C’era da ricordarsi, però, che la visione esplicita e generosa della perfezione non si la si può secondare mai. E allora ecco sempre ammantarla di uno spregiudicato cappotto, una finta malattia, una crepa, un cordone tirato, un angelo guardiano. Per tramutarla in qualcosa di mai visto. La roccaforte, ebbene sì. La mistificatrice roccaforte inespugnabile. Così salda, così fortificata, così ammaliante da non poterle resistere, da insinuarsi nelle viscere delle sue segrete e dei suoi inganni, fino alle soglie del travestimento, fino a quando, avvistato il primo varco, ci si butta a capofitto, quasi trattenendo il respiro, per scoprire che non tutto è come si pensava, neppure la realtà, neppure l’imbroglio.

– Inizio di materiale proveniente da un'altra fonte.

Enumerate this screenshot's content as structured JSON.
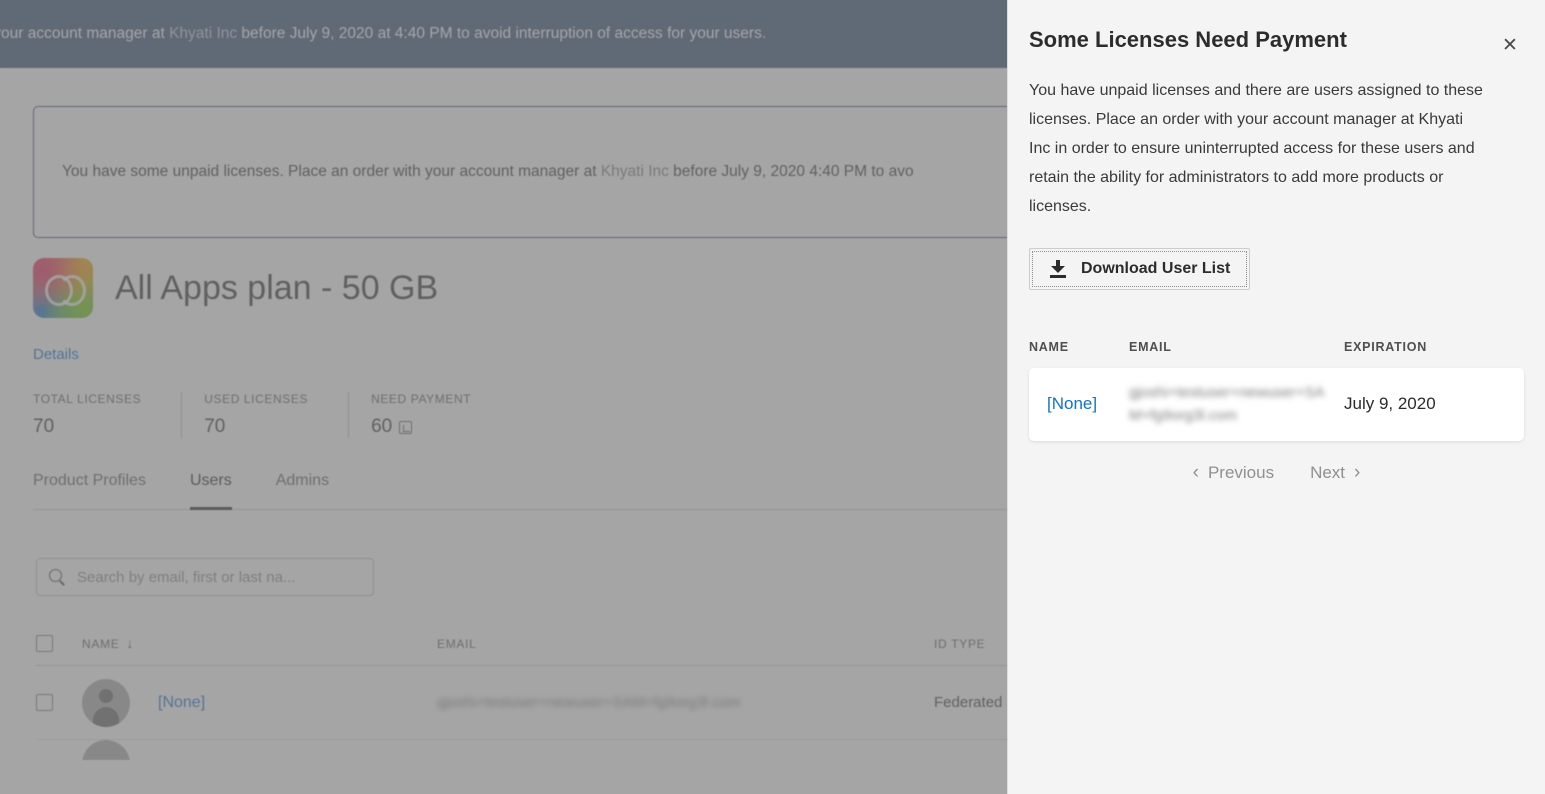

C.J era una fortezza, alla sua povera maniera. Gli avevano chiuso le finestre, inchiodato le porte, coperto il soffitto sotto una nuvola velata, come all’alba di una penitenza, da scontare per peccati forse mai commessi. Non bastava, in un lampo di genio, inventarsi il meccanismo per abbassare il ponte, attaccare le scale ai muri e valicarne i confini, esultanti; occorreva farlo velocemente, perché le ombre della meridiana infissa sulla fronte della torre scendevano e risalivano al ritmo rapido di una cascata, un giro d’acqua incessante al cadere e risorgere del sole, tic tac tic tac tic tac tic tac, 39, 40, 41…
Intanto, per completare l’opera difensiva, fu la sua zona increspata tra le occhiaie e il naso rumoroso ad esser in seguito passata sotto silenzio, se consentite la metafora, e poi quella piana tra le sopracciglia e l’inizio dei capelli, un filo brizzolati. Sebbene il corpo ora informe, privo persino di un’etichetta (che dicesse anche solo “uomo di strada offresi” o qualsiasi altra appetibile chincaglieria) e imbottigliato meglio di una lattina, non paresse offrire granché, e quel nulla pure a sprazzi, non mancavano gli assedianti.
Così, per regolare definitivamente i conti, sino all’inesorabile calvario, di lì non passò molto prima che Theresa gli foderasse anche i piedi, le gambe, gli occhi e, da ultimo, le parole. Infine, quando C.J. fu tutto mummificato, e nemmeno lei se lo filava più, aspettò che l’ossigeno defluisse dal cervello facendolo morire di asfissia, dopodiché lo mise in un sarcofago e lo consegnò, soddisfatta, al Museo di Antropologia della Capitale.